# Long reef/Narraben 21.10.07



## JT (May 25, 2006)

I am hoping the neighbours wind chime is doing it's thing tomorrow alarm wise ....

Long reef/Narraben tommorow morning at 6:00 am for Kingies.

All welcome.......

JT


----------



## JT (May 25, 2006)

Forced into a last minute no go on this one....I hope you go well if you intend to go out.

JT


----------



## Rogue (Jul 31, 2007)

Wont be fishing today,fished the Hawkesbury with the family yesterday arvo.
My daughter caught a 55cm Jewfish and a 40cm Flathead,spooled by a Jewie ,wife caught a nice Bream .

Looks like things are improving over there.


----------



## sbd (Aug 18, 2006)

Rogue said:


> My daughter caught a 55cm Jewfish and a 40cm Flathead,spooled by a Jewie ,wife caught a nice Bream .

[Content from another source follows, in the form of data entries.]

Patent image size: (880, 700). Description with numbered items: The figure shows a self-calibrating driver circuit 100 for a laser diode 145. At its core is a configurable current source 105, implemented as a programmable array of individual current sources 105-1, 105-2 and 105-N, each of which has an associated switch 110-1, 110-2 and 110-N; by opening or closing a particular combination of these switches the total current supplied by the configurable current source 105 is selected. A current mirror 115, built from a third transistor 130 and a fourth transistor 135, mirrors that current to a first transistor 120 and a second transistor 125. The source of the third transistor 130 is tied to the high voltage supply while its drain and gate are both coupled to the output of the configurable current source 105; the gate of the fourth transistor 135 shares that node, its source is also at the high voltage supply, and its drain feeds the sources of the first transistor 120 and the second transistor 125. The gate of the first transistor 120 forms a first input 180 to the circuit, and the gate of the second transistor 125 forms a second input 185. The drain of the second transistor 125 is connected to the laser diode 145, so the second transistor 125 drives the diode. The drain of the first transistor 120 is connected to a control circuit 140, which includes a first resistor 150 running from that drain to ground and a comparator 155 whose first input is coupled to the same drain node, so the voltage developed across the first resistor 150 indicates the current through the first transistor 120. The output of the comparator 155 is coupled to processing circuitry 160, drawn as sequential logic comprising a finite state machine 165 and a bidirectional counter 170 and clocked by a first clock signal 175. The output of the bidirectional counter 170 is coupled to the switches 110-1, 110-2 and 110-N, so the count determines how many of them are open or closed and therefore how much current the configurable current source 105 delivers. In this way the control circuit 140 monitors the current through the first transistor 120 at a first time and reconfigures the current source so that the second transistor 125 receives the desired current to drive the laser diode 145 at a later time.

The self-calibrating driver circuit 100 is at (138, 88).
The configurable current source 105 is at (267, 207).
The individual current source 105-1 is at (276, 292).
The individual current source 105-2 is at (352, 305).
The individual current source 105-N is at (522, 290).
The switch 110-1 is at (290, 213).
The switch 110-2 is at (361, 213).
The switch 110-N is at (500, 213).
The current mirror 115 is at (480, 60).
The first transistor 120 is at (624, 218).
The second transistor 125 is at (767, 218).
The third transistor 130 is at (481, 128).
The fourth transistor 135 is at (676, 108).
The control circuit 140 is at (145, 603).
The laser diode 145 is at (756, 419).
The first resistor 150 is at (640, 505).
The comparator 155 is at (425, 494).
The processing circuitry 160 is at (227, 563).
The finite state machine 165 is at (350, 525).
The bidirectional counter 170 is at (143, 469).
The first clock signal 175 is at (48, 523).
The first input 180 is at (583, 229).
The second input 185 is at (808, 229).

Do tell... Where, with what, when?


----------



## JT (May 25, 2006)

Any further details Rogue?

JT


----------



## Rogue (Jul 31, 2007)

Near Spencer on the top of the tide,went with the stink boat from Berowra so not sure where to access by yak.
As soon as I know,will try to organise a trip.

Cheers


----------



## bazzoo (Oct 17, 2006)

Yes please , so then i can see that magnificent ski in living colour


----------